Karen Caffrey is a former registered and district nurse. Homecarers has grown from a small family business to one employing 250 staff. Passionate about care and improving the delivery services for staff, this is a labour intensive industry that’s a vital step in helping to keep people independent and out of hospital. Currently, they are exploring ways in which technology can improve both their efficiency and efficacy.
Homecarers make 10k visits a week across the city, half an hour in the morning, at lunchtime and bed. It requires a vast coordination with 550 service users.
What technology could they use? An app would help with the training and monitoring of their largely mobile workforce. It could also help the carers who are increasingly finding themselves doing the same activities as trained nurses, like administering medication. VR could help with both training and communication.

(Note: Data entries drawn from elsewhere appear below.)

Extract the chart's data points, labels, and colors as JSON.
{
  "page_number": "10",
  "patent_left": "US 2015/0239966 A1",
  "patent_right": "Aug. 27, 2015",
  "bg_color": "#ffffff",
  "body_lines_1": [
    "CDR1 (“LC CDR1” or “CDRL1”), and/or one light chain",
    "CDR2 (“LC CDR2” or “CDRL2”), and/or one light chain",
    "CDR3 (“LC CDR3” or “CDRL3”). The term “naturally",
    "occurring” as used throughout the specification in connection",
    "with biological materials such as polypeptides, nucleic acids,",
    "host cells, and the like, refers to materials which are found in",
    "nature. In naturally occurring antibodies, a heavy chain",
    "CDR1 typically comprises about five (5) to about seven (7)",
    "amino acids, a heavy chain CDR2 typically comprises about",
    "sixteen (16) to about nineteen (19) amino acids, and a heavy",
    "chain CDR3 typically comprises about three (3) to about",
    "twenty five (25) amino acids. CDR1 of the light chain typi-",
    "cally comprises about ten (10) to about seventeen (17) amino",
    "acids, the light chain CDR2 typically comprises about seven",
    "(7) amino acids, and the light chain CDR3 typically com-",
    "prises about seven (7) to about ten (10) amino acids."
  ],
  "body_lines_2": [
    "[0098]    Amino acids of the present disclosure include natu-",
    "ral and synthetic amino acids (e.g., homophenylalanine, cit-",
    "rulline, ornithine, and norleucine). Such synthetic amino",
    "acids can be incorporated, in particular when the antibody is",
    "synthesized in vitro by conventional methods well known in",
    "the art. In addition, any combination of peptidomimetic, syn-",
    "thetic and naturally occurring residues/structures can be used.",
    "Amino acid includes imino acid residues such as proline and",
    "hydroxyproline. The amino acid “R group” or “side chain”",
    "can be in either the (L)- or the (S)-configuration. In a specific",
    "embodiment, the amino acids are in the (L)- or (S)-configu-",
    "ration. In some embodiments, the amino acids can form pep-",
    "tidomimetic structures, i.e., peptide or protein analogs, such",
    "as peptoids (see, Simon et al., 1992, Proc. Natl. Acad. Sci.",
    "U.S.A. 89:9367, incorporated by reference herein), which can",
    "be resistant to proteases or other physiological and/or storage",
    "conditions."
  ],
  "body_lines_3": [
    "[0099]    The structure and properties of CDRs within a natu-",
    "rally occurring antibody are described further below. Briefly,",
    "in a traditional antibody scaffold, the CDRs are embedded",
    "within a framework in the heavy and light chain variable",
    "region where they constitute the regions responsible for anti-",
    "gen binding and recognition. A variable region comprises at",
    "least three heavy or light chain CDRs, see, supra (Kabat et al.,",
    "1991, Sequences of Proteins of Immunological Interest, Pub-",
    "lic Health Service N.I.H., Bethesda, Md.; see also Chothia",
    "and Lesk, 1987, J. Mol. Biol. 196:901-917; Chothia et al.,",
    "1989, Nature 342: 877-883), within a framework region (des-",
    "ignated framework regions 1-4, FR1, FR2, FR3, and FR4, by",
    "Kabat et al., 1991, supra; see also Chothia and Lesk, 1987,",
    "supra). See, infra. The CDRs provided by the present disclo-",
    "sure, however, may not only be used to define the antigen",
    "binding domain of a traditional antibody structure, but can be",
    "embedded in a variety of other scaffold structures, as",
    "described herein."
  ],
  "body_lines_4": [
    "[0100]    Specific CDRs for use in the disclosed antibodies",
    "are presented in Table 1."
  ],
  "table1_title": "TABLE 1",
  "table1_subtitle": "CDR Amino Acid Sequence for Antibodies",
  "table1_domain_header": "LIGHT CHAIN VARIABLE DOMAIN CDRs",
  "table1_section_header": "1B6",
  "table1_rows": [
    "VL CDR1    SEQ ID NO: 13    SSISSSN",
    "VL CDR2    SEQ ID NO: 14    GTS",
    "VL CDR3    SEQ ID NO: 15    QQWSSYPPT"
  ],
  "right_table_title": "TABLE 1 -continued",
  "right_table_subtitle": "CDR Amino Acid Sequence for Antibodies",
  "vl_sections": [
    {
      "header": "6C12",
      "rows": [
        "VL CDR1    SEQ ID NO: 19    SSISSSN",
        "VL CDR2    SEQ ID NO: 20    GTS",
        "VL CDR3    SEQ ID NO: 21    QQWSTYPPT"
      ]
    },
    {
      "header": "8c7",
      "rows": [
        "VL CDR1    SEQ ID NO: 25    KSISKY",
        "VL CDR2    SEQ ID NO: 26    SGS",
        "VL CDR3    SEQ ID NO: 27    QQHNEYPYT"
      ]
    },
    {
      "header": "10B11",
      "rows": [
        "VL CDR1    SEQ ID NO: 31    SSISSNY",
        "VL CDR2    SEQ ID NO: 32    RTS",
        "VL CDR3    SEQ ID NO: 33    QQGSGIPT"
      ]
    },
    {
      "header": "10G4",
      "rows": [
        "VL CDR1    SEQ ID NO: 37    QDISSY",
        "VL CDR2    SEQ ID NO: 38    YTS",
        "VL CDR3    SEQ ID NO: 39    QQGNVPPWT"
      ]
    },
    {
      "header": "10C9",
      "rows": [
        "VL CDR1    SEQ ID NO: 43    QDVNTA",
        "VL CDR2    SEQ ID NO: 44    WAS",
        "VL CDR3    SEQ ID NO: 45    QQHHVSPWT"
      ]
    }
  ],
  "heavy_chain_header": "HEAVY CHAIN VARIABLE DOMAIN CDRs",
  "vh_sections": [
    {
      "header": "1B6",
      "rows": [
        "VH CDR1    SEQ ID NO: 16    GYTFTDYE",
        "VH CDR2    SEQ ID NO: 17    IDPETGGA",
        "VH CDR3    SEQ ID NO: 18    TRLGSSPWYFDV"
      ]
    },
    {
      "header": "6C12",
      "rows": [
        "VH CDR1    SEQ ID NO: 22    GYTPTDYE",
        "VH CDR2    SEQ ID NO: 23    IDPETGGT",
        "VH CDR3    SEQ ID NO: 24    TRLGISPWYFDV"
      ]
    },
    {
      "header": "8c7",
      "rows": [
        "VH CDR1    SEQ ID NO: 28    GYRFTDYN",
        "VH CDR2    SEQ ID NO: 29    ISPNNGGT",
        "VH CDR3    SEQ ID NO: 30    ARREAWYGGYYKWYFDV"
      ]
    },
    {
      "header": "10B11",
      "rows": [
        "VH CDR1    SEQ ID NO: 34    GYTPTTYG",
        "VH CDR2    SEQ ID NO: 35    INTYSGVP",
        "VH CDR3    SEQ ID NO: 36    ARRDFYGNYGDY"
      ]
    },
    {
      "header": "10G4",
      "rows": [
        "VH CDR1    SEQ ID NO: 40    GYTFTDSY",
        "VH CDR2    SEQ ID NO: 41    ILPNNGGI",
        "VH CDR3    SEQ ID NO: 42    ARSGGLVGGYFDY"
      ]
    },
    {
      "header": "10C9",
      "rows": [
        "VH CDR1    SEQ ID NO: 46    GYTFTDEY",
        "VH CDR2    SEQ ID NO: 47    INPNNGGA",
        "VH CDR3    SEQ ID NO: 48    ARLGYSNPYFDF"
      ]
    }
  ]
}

From a practical perspective, domiciliary care generates reams of archives and files of data. The demands on their services are increasing. Electronic records, understanding patients needs more effectively and dovetailing this with medical care is vital.
Isolation is an issue, both for patients and carers. Technology could help to bring them together more effectively, reducing loneliness and improving wellbeing.
Homecarers were one of several eHealth Cluster members who took part in the cluster-managed Digital Space at Ilinks 2016, where they were given the opportunity to tell an audience of senior NHS professionals about their work, and how they are integrating digital technology with health and social care services.